Insurance companies simply pool the premium money and pay the claims (sometimes after multiple denials and delays.). They don’t provide care. Doctors and nurses do that. But, who does Max Baucus support? The insurance companies. When he rolled out his plan at a news conference, smiling and dripping with platitudes, he appeared to me like a 4th grader giving a book report on a book he had not read. It was as though an invisible gun was pointed to the back of his head, held by the invisible insurance company lobbyist.

His health bill would offer subsidies (your tax dollars) on a sliding scale to help pay the companies for the mandated plans. It would create state-based exchanges where individuals and small businesses could shop for insurance. But the companies have free rein to charge whatever they can. The companies get a captive market of forty million new clients and make even bigger profits. The cheaper plans will be the ones with the fewest doctors to choose from, the worst benefits and reliability. The CEOs of the largest insurance companies get paid about $24 million a year to figure out all this stuff.

We are the only country with a for-profit system as the driving force in health care.

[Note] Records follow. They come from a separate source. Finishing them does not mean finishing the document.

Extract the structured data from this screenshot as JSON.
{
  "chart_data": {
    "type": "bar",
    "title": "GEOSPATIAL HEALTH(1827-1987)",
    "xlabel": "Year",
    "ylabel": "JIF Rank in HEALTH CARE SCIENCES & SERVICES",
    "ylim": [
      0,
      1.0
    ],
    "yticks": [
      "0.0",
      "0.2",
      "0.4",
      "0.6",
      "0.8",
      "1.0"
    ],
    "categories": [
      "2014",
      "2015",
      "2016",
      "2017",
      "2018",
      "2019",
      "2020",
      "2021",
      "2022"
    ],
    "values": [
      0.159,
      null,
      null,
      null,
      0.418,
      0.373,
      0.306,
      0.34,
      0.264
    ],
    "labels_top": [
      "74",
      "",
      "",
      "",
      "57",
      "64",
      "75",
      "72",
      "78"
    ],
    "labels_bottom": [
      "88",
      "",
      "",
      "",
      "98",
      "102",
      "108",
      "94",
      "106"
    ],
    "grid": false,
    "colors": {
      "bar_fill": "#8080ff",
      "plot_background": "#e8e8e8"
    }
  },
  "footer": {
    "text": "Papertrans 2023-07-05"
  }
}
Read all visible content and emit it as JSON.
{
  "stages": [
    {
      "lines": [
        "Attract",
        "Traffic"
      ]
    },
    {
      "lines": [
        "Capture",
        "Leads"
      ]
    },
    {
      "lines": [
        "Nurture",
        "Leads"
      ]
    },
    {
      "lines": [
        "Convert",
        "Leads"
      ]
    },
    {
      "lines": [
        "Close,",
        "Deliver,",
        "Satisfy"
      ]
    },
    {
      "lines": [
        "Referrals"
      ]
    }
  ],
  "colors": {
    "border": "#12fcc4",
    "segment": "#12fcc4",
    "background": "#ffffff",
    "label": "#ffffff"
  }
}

We spend more than enough to have universal coverage, but we don’t get it because 1/3 of our healthcare dollars don’t go to pay doctors and hospitals for healthcare but into the pockets of middlemen. We spend per capita $7290, still leaving almost 50 million uninsured and over 60% of bankruptcies are the result of medical bills. Compare that to countries with single payer/nonprofit health care: France: $3601; United Kingdom: $2992; Japan: $2581. The average cost in developed nations: $2964. And they have healthier populations.

The public option is critical to control costs and act as a check on private insurance companies because no anti-trust regulations are applicable to private insurers. Real competition is currently stymied by large national insurance companies buying up smaller firms and creating a monopoly. In some states, a single company may control over 83 percent of the insurance market. Even lower premiums are out of reach for millions of Americans because of the lack of competition. Family coverage, even in large risk pools is $13,000 a year.

Baucus thinks co-ops would be good (whispered into his ear by the guy with the gun.) Companies could sell across state lines. But some states have regulations with strong protections for consumers and aggressive enforcement while others do not. If you buy a plan that is issued in Wyoming and you live in California---you are subject to the laws of Wyoming if there is a dispute over payment of claims. Older people will pay more for coverage and most will get fewer benefits. The proposal will limit out–of-pocket payments when you get sick, but that will just be shifted back onto the premiums. They call it sausage making. I call it instant garbage. The real solution is single payer. Check it out. http://en.wikipedia.org/wiki/Single-payer_health_care


Sylvia Hampton is a community activist inducted into the San Diego County Women’s Hall of fame for 2008 for her work in the fields of healthcare reform, social justice and reproductive health. She is the past president of the League of Women Voters of San Diego County and served on President Nixon’s Title X Family Planning Council. Her monthly Community Forum column is published in the Rancho Bernardo Sun, Diamond Gateway Signature, and her Soapbox in the East County Magazine. Opinions are Sylvia’s alone and not to be interpreted as the policies of the League of Women Voters or East County Magazine.